Empathique mais trop convenu
C’est sans doute pour cela que les agriculteurs semblent bien l’aimer malgré sa méconnaissance de leur métier. Il semble avoir le souci sincère de faire bouger les choses pour les agriculteurs. Fin 2009, il avait même tenu des propos sévères sur les conséquences du libre-échange pour le monde agricole qui avait vu ses revenus baisser de 34% en une seule année, à des niveaux indécents. Malheureusement, faute est de constater que rien n’a véritablement changé depuis.
Le problème est simple : même s’il est choqué par ce qui arrive et qu’il s’efforce de faire de son mieux, ne pas penser à remettre en cause la libéralisation du marché des produits agricoles le limite à poser des rustines sur un problème qui ne sera jamais réglé. La solution est assez simple. Nous la connaissons puisque c’était la façon dont nous fonctionnions avant : mettre en place des prix de soutien pour éviter que les agriculteurs ne vendent en dessous de leur prix de revient.
Naturellement, les opposants souligneront que cela aboutit à des conséquences fâcheuses (prix en hausse, stocks…).
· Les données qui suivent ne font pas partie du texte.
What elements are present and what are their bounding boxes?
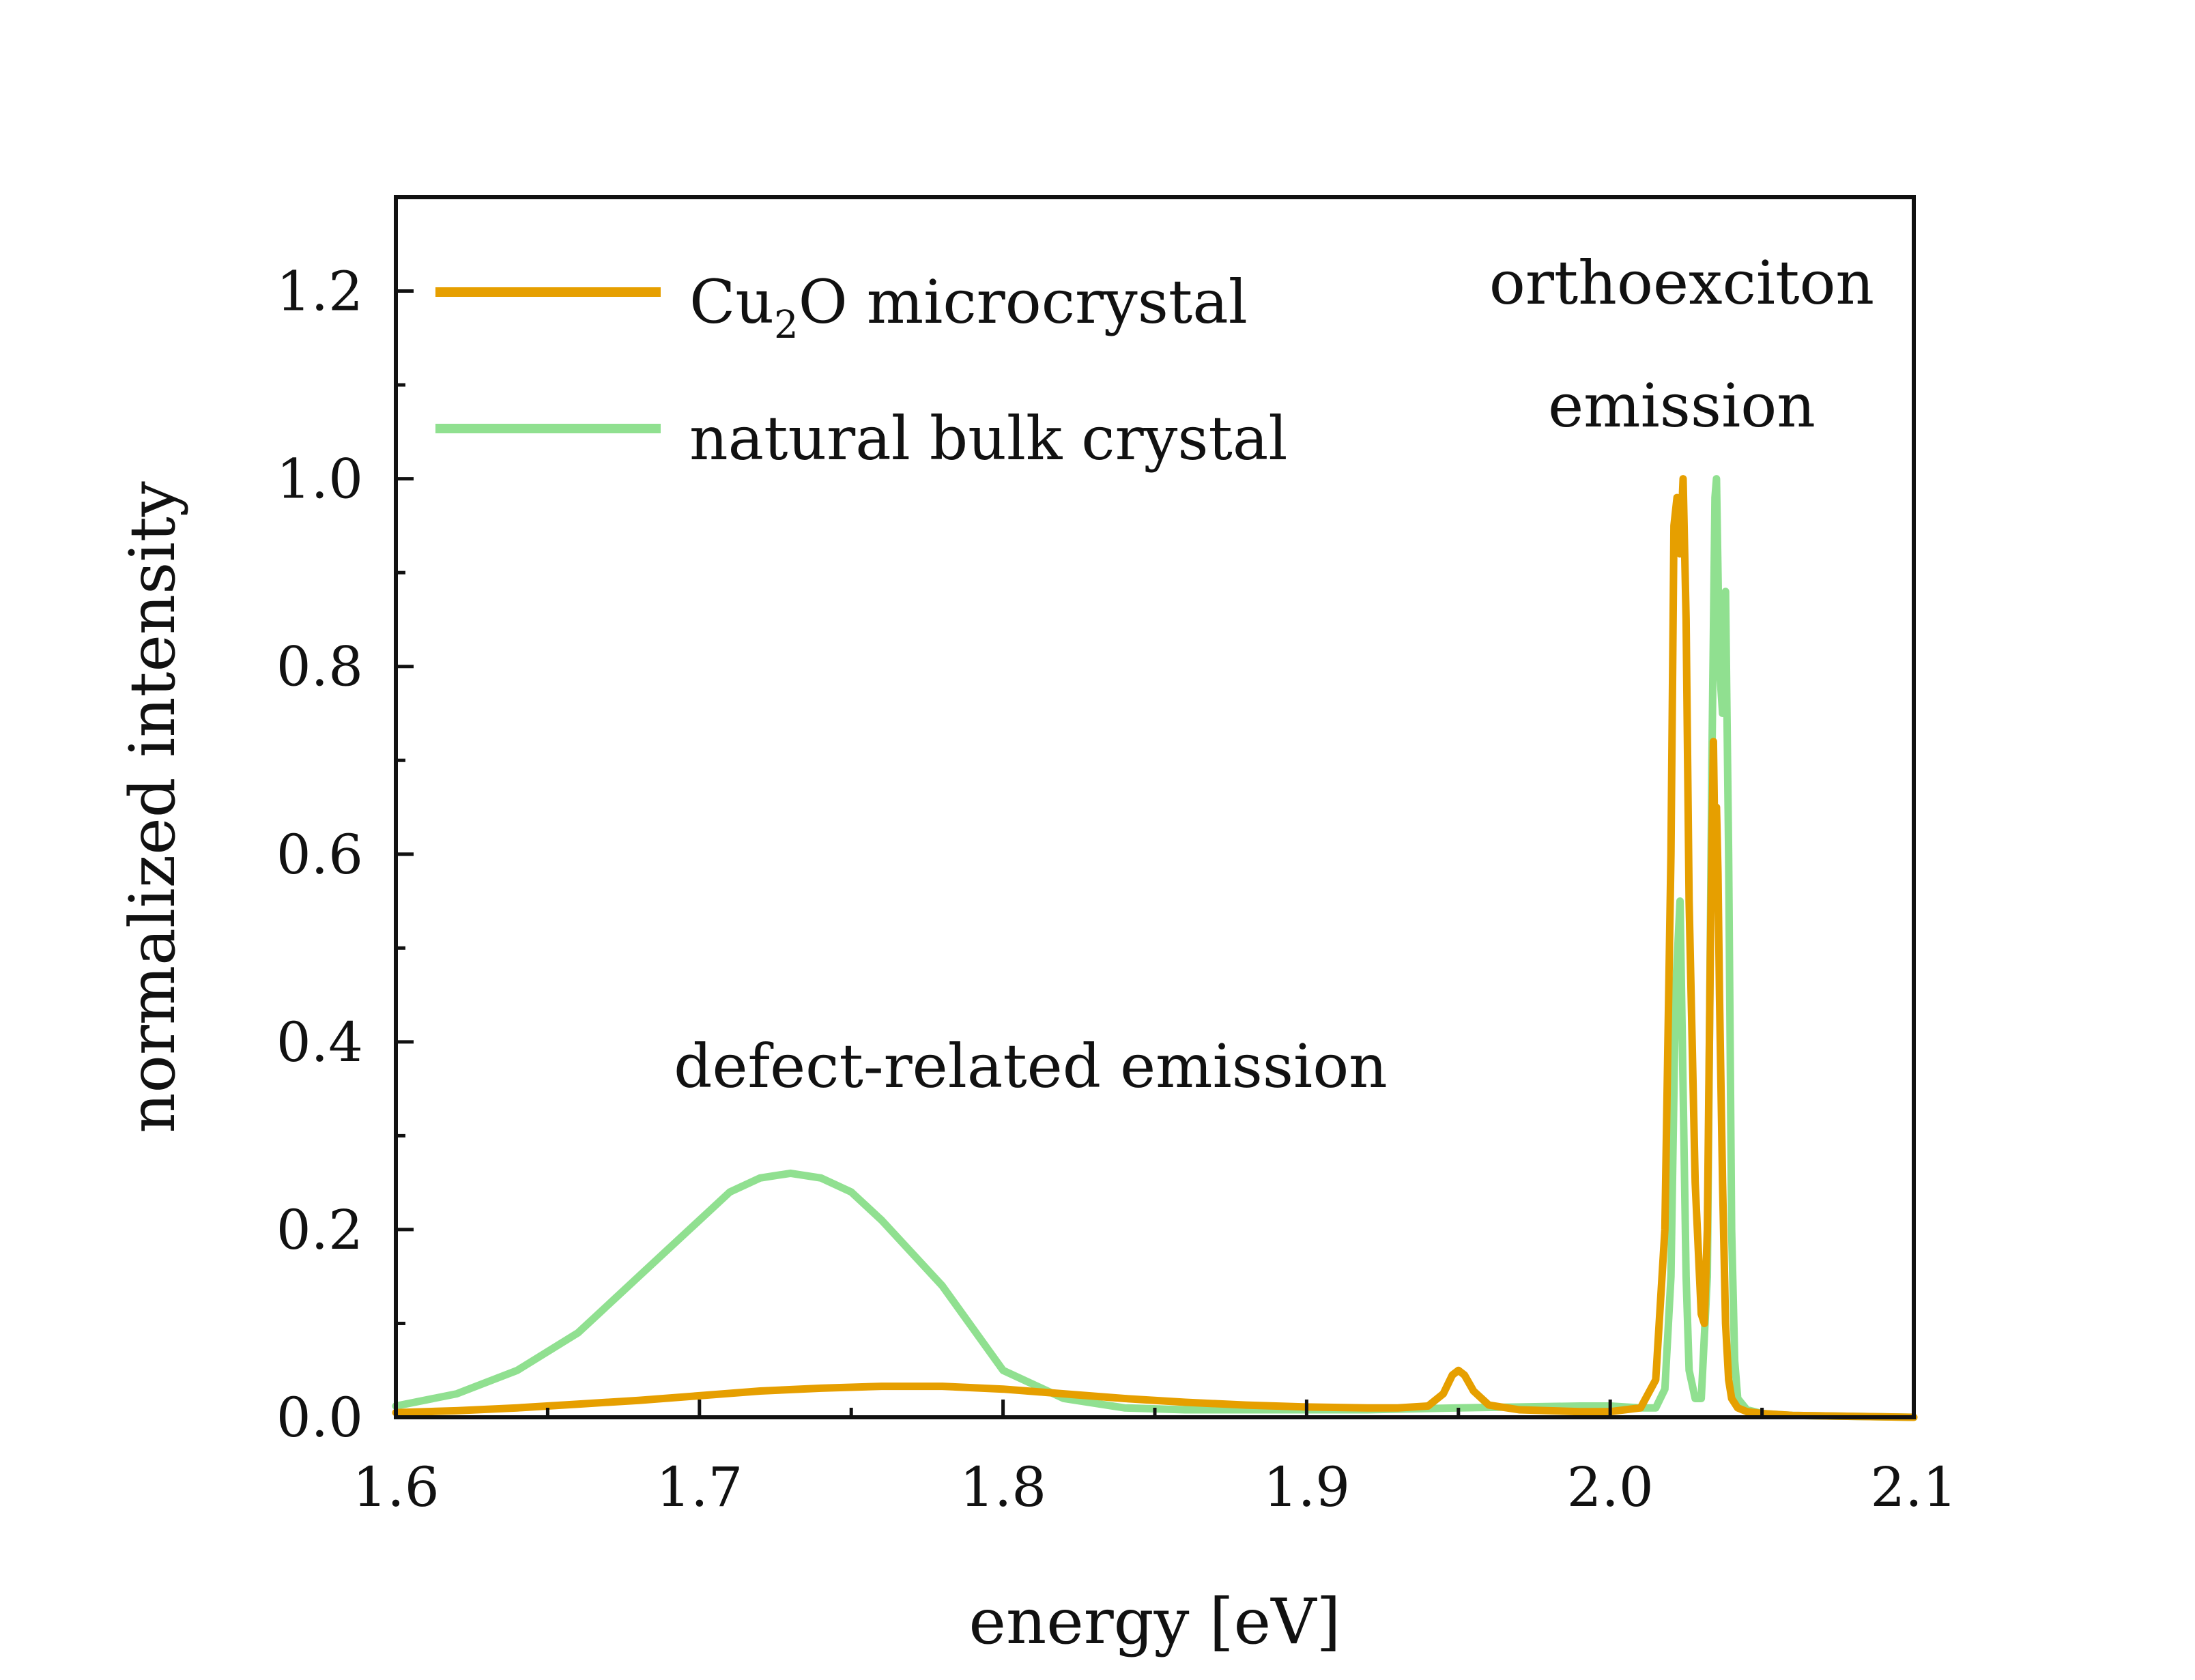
legend-label-cu2o-rest: O microcrystal	[799, 267, 1248, 337]
series-layer	[392, 475, 1918, 1421]
y-tick-label: 0.2	[276, 1198, 363, 1262]
y-tick-label: 1.0	[276, 448, 363, 511]
y-tick-label: 0.4	[276, 1011, 363, 1074]
legend-label-cu2o: Cu2O microcrystal	[689, 267, 1248, 347]
x-tick-label: 1.7	[656, 1455, 743, 1519]
y-tick-label: 0.0	[276, 1386, 363, 1449]
series-line-natural-bulk-crystal	[392, 475, 1918, 1421]
x-tick-label: 1.9	[1263, 1455, 1350, 1519]
y-tick-label: 1.2	[276, 260, 363, 323]
x-tick-label: 1.8	[960, 1455, 1046, 1519]
legend-label-bulk: natural bulk crystal	[689, 403, 1287, 474]
x-axis-title: energy [eV]	[969, 1585, 1341, 1658]
y-tick-label: 0.6	[276, 823, 363, 886]
y-tick-label: 0.8	[276, 635, 363, 699]
legend-label-cu2o-sub: 2	[774, 303, 799, 347]
y-axis-title: normalized intensity	[116, 481, 189, 1133]
y-axis-ticks: 0.0 0.2 0.4 0.6 0.8 1.0 1.2	[276, 260, 414, 1449]
annotation-emission: emission	[1548, 371, 1816, 441]
x-tick-label: 2.1	[1870, 1455, 1957, 1519]
legend-label-cu2o-main: Cu	[689, 267, 774, 337]
x-tick-label: 2.0	[1567, 1455, 1654, 1519]
x-tick-label: 1.6	[352, 1455, 439, 1519]
legend: Cu2O microcrystal natural bulk crystal	[435, 267, 1287, 474]
series-line-cu2o-microcrystal	[392, 475, 1918, 1421]
x-axis-ticks: 1.6 1.7 1.8 1.9 2.0 2.1	[352, 1400, 1957, 1519]
annotation-orthoexciton: orthoexciton	[1489, 248, 1874, 318]
annotation-defect: defect-related emission	[674, 1031, 1388, 1101]
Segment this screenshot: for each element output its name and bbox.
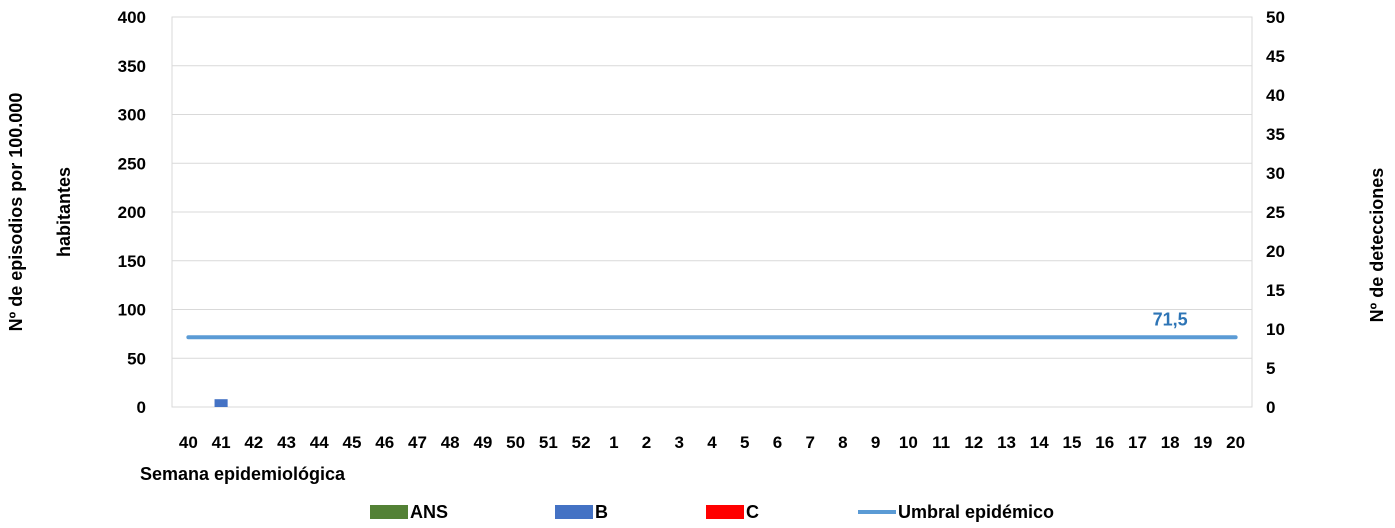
x-tick-label: 1 bbox=[609, 433, 618, 452]
x-tick-label: 43 bbox=[277, 433, 296, 452]
left-axis-ticks: 0 50 100 150 200 250 300 350 400 bbox=[118, 8, 146, 417]
left-tick-label: 200 bbox=[118, 203, 146, 222]
left-tick-label: 0 bbox=[137, 398, 146, 417]
left-tick-label: 100 bbox=[118, 301, 146, 320]
right-tick-label: 0 bbox=[1266, 398, 1275, 417]
x-tick-label: 12 bbox=[964, 433, 983, 452]
x-tick-label: 40 bbox=[179, 433, 198, 452]
x-axis-ticks: 40 41 42 43 44 45 46 47 48 49 50 51 52 1 2 3 4 5 6 7 8 9 10 11 1… bbox=[179, 433, 1245, 452]
x-tick-label: 16 bbox=[1095, 433, 1114, 452]
x-tick-label: 3 bbox=[675, 433, 684, 452]
right-tick-label: 40 bbox=[1266, 86, 1285, 105]
x-tick-label: 7 bbox=[805, 433, 814, 452]
bar-b bbox=[214, 399, 228, 407]
x-tick-label: 17 bbox=[1128, 433, 1147, 452]
left-axis-title-line-2: habitantes bbox=[54, 167, 74, 257]
x-tick-label: 48 bbox=[441, 433, 460, 452]
legend-swatch-b bbox=[555, 505, 593, 519]
left-tick-label: 400 bbox=[118, 8, 146, 27]
left-tick-label: 300 bbox=[118, 106, 146, 125]
left-tick-label: 50 bbox=[127, 349, 146, 368]
x-tick-label: 47 bbox=[408, 433, 427, 452]
x-tick-label: 49 bbox=[473, 433, 492, 452]
x-tick-label: 44 bbox=[310, 433, 329, 452]
right-axis-ticks: 0 5 10 15 20 25 30 35 40 45 50 bbox=[1266, 8, 1285, 417]
x-tick-label: 52 bbox=[572, 433, 591, 452]
right-tick-label: 20 bbox=[1266, 242, 1285, 261]
x-tick-label: 14 bbox=[1030, 433, 1049, 452]
x-tick-label: 13 bbox=[997, 433, 1016, 452]
x-tick-label: 42 bbox=[244, 433, 263, 452]
bar-series bbox=[214, 399, 228, 407]
x-tick-label: 10 bbox=[899, 433, 918, 452]
threshold-value-label: 71,5 bbox=[1153, 309, 1188, 329]
x-tick-label: 15 bbox=[1063, 433, 1082, 452]
x-tick-label: 51 bbox=[539, 433, 558, 452]
legend-label: ANS bbox=[410, 502, 448, 522]
right-tick-label: 45 bbox=[1266, 47, 1285, 66]
x-tick-label: 46 bbox=[375, 433, 394, 452]
legend-label: C bbox=[746, 502, 759, 522]
x-tick-label: 20 bbox=[1226, 433, 1245, 452]
x-tick-label: 2 bbox=[642, 433, 651, 452]
left-tick-label: 150 bbox=[118, 252, 146, 271]
x-tick-label: 9 bbox=[871, 433, 880, 452]
plot-area bbox=[171, 16, 1253, 408]
right-tick-label: 25 bbox=[1266, 203, 1285, 222]
legend: ANS B C Umbral epidémico bbox=[370, 502, 1054, 522]
left-tick-label: 350 bbox=[118, 57, 146, 76]
left-tick-label: 250 bbox=[118, 154, 146, 173]
left-axis-title: Nº de episodios por 100.000 habitantes bbox=[6, 93, 74, 332]
x-tick-label: 18 bbox=[1161, 433, 1180, 452]
legend-swatch-ans bbox=[370, 505, 408, 519]
x-tick-label: 45 bbox=[343, 433, 362, 452]
right-tick-label: 50 bbox=[1266, 8, 1285, 27]
right-axis-title: Nº de detecciones bbox=[1367, 168, 1387, 323]
right-tick-label: 10 bbox=[1266, 320, 1285, 339]
x-tick-label: 11 bbox=[932, 433, 950, 452]
x-tick-label: 8 bbox=[838, 433, 847, 452]
right-tick-label: 35 bbox=[1266, 125, 1285, 144]
right-tick-label: 5 bbox=[1266, 359, 1275, 378]
x-tick-label: 50 bbox=[506, 433, 525, 452]
legend-label: B bbox=[595, 502, 608, 522]
legend-label: Umbral epidémico bbox=[898, 502, 1054, 522]
x-tick-label: 5 bbox=[740, 433, 749, 452]
right-tick-label: 30 bbox=[1266, 164, 1285, 183]
gridlines bbox=[172, 16, 1252, 408]
x-axis-title: Semana epidemiológica bbox=[140, 464, 346, 484]
x-tick-label: 4 bbox=[707, 433, 717, 452]
x-tick-label: 19 bbox=[1193, 433, 1212, 452]
annotations: 71,5 bbox=[1153, 309, 1188, 329]
x-tick-label: 6 bbox=[773, 433, 782, 452]
right-tick-label: 15 bbox=[1266, 281, 1285, 300]
x-tick-label: 41 bbox=[212, 433, 231, 452]
left-axis-title-line-1: Nº de episodios por 100.000 bbox=[6, 93, 26, 332]
legend-swatch-c bbox=[706, 505, 744, 519]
Mais il est possible de baisser les prix des produits qui sont en excès et monter ceux des produits dont on manque pour réajuster la production. Bref, si nous restons dans le seul cadre du marché libre, les agriculteurs subiront des variations de prix dévastatrices. C’est cette logique qu’il faut casser pour leur permettre de vivre de leur métier et non pas de subventions.
Bruno Le Maire a une bonne capacité d’écoute et sans doute de bonnes intentions. Mais en restant figé dans le cadre d’un marché agricole déréglementé, il se condamne à des rustines inopérantes pour traiter les problèmes du monde agricole.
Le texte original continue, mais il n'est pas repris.